Hayek is considered the last polymath of the 20th century and the most important philosopher and economist of freedom. For more than six decades he led the “Austrian School of National Economics”. He was an uncompromising advocate of a classical-liberal economic and social order and wrote almost 50 books, nearly 30 brochures and around 270 scientific papers during his lifetime. His works have been translated into 20 languages. The immense range of his works encompassed economics, biology, sociology, Psychology, Law, History, Political Science, Social Philosophy and Methodology. Hayek’s academic achievements range from his research on capital and business cycle theory, where he was considered a great opponent of Keynes, to the theory of socialism and competitive capitalism, to central questions of legal and political philosophy and the history of ideas.
In 1974 he received the Nobel Prize in Economics.
Hayek saw himself committed to the tradition of the Anglo-Saxon philosophy of the Enlightenment (Adam Smith, David Hume); no other thinker has contributed more to the systematic development of classical liberalism (“Grammar of Freedom”).
In his world-renowned book, The Road to Serfdom, he demonstrated to collectivists in all parties that all varieties of collectivism ultimately lead inevitably to the loss of civil rights, individual freedom and prosperity. He was therefore a staunch critic of the excessive, debt-induced welfare state and the state’s abuse of unfunded money creation for the purpose of debt-financing social welfare (electoral gifts).
The impulses of his work still have political and economic consequences worldwide today.

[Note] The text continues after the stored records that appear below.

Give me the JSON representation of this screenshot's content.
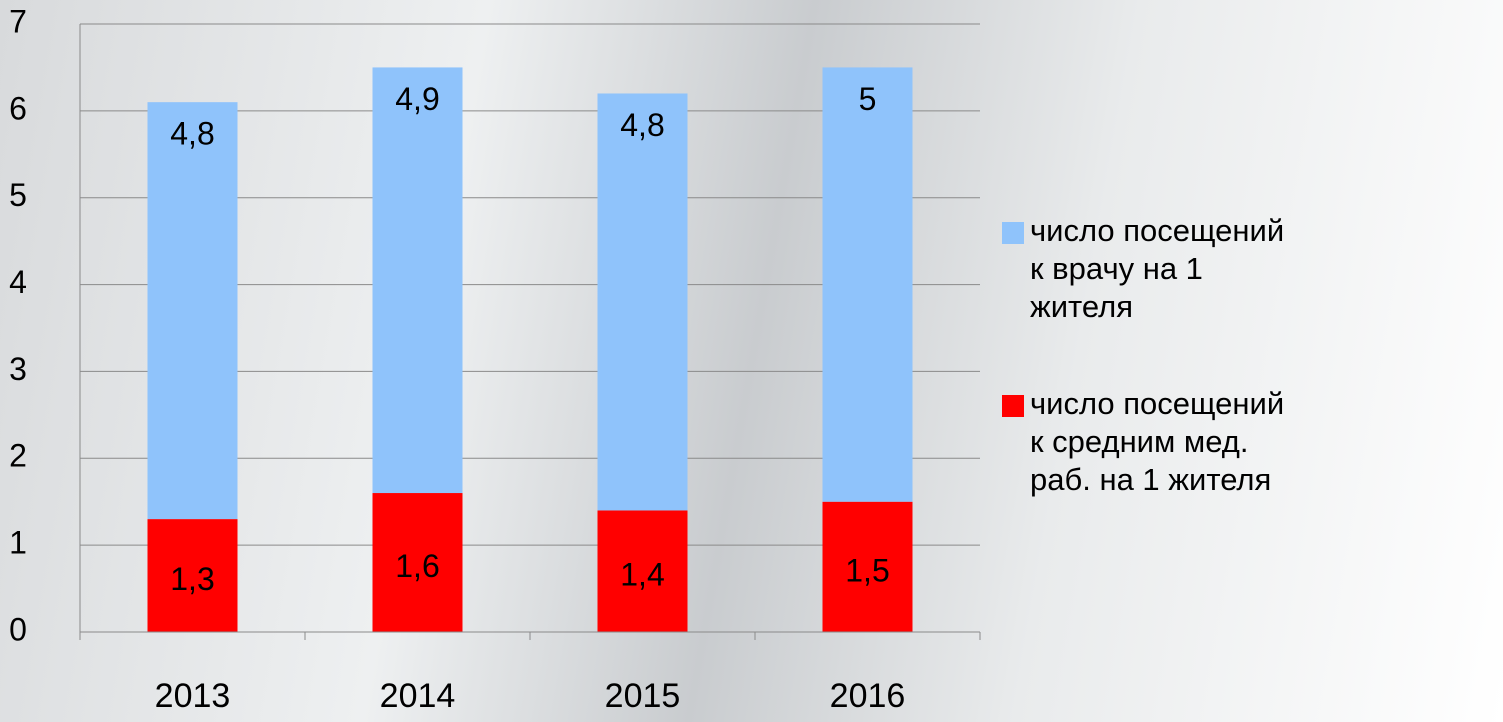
{
  "chart_data": {
    "type": "bar",
    "stacked": true,
    "categories": [
      "2013",
      "2014",
      "2015",
      "2016"
    ],
    "series": [
      {
        "name": "число посещений к врачу на 1 жителя",
        "color": "#8fc3fb",
        "values": [
          4.8,
          4.9,
          4.8,
          5
        ],
        "value_labels": [
          "4,8",
          "4,9",
          "4,8",
          "5"
        ]
      },
      {
        "name": "число посещений к средним мед. раб. на 1 жителя",
        "color": "#ff0000",
        "values": [
          1.3,
          1.6,
          1.4,
          1.5
        ],
        "value_labels": [
          "1,3",
          "1,6",
          "1,4",
          "1,5"
        ]
      }
    ],
    "ylim": [
      0,
      7
    ],
    "yticks": [
      0,
      1,
      2,
      3,
      4,
      5,
      6,
      7
    ],
    "grid": true,
    "legend": "right"
  }
}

Hayek considered state economic stimulus programmes all the more counterproductive because he saw them as the origin of the crisis. He fundamentally rejected thinking in terms of macroeconomic aggregates because this blurs the processes within the statistically bundled variables. Due to the current debt and financial crisis, more and more economists are once again looking to Hayek for guidance.
Summing up his scientific achievements, Hayek said of himself that he had made one discovery and two inventions in his life:
By the so-called inventions that were never implemented at the political level, he meant his model of a bicameral parliamentary system and monetary competition. Of fundamental theoretical importance is Hayek’s discovery of the utilisation of dispersed knowledge and the thereby decisive importance of the price mechanism, which, via the signalling effect of relative prices, is capable of coordinating otherwise unrelated individual decisions and plans and, in the process, of bringing together and utilising only decentrally existing knowledge and of allowing new knowledge (innovations) to emerge again and again.
Ludwig Erhard addressed Hayek at the celebration of his 80th birthday, shortly before his death, saying that he had virtually devoured his books; he had set a monument to freedom. Vaclav Klaus, the former prime minister and president of the Czech Republic, describes Hayek as his great role model.